Looking back toward the entrance, Susan watched the man in the dark coat enter through the turnstile. He stopped, cupping his hands over a match to light a cigarette, casually tossing the used match onto the tracks. Obviously in no hurry, he took several puffs from his cigarette before starting toward Susan. He see
med to savor the fear he was causing. His shoes echoed metallically as he came closer and closer.
Susan wanted to scream or run but she could do neither. It occurred to her that she might be dreaming up the terrifying situation. Perhaps it was just a series of coincidences. But the appearance and the expression of the man approaching her convinced her that this was no dream.

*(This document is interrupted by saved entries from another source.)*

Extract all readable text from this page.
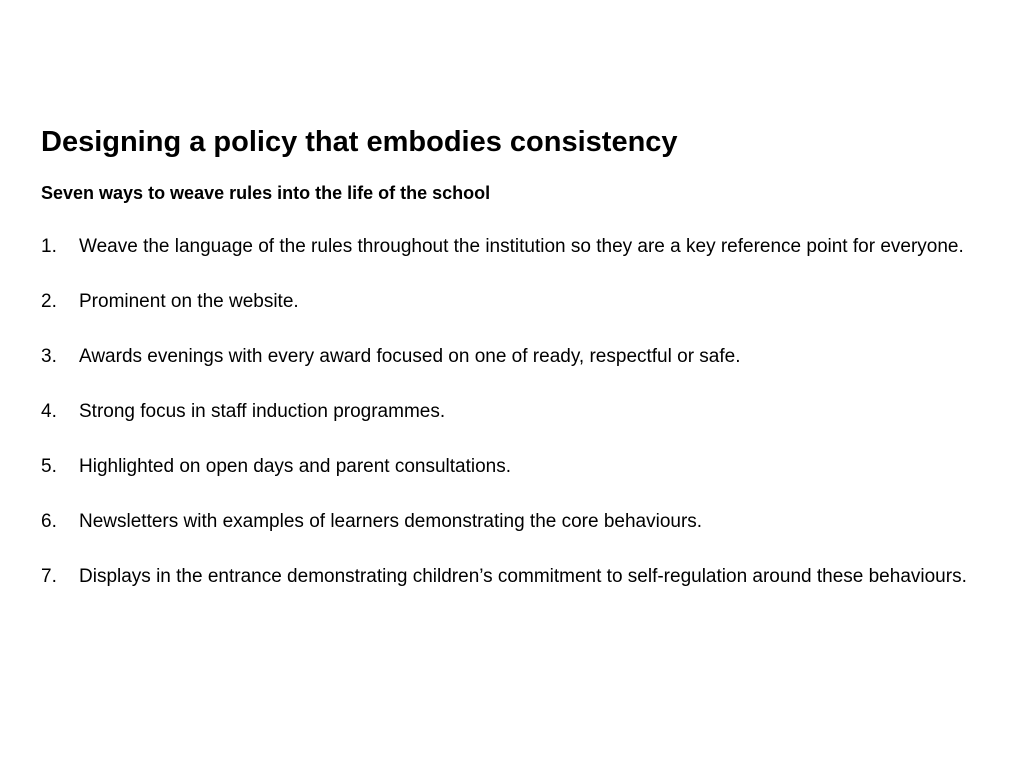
Designing a policy that embodies consistency
Seven ways to weave rules into the life of the school
1.	Weave the language of the rules throughout the institution so they are a key reference point for everyone.
2.	Prominent on the website.
3.	Awards evenings with every award focused on one of ready, respectful or safe.
4.	Strong focus in staff induction programmes.
5.	Highlighted on open days and parent consultations.
6.	Newsletters with examples of learners demonstrating the core behaviours.
7.	Displays in the entrance demonstrating children’s commitment to self-regulation around these behaviours.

Susan began to panic. She was cornered unless she wanted to enter the tunnel. She discarded that idea despite her panic. The other platform? She looked across the inbound and outbound tracks to the other side. Between the tracks were steel I-beam uprights with room to squeeze through between them. But next to the uprights, running along on either side of them, were the third rails, the power source for the trains with enough voltage and amperage to fry a person instantly.
About ten to twenty feet within the tunnel, the
I-beam uprights terminated and the power rails switched to the outsides of the respective tracks. Susan estimated that it would be relatively easy to sprint into the tunnel just far enough to round the end of the row of uprights. That way she could avoid stepping over the third rails.
The man was within fifty feet of Susan, and he flipped his unfinished cigarette onto the tracks. He appeared to take something from his pocket. A gun? No, it wasn’t a gun. A knife? Perhaps.
Susan needed no more encouragement. She switched the nurse’s uniform parcel to her right hand and squatted down at the edge of the platform, placing her left palm on the edge. Then she vaulted the four feet down onto the tracks, landing on her feet but allowing herself to absorb the shock by bending her legs. In an instant she was up, running into the tunnel.
Panic flooded over her and she stumbled on the wooden ties. She fell sideways toward the third rail. Instinctively she let go of her parcel and grabbed for one of the I-beams, managing to deflect herself enough so that she missed the third rail by inches. As she landed, her left hand hit a small piece of wood, which flipped up and landed against the third rail and the ground. With a blinding flash of electricity and a popping noise the piece of wood was incinerated. The acrid smell of an electrical fire filled the air.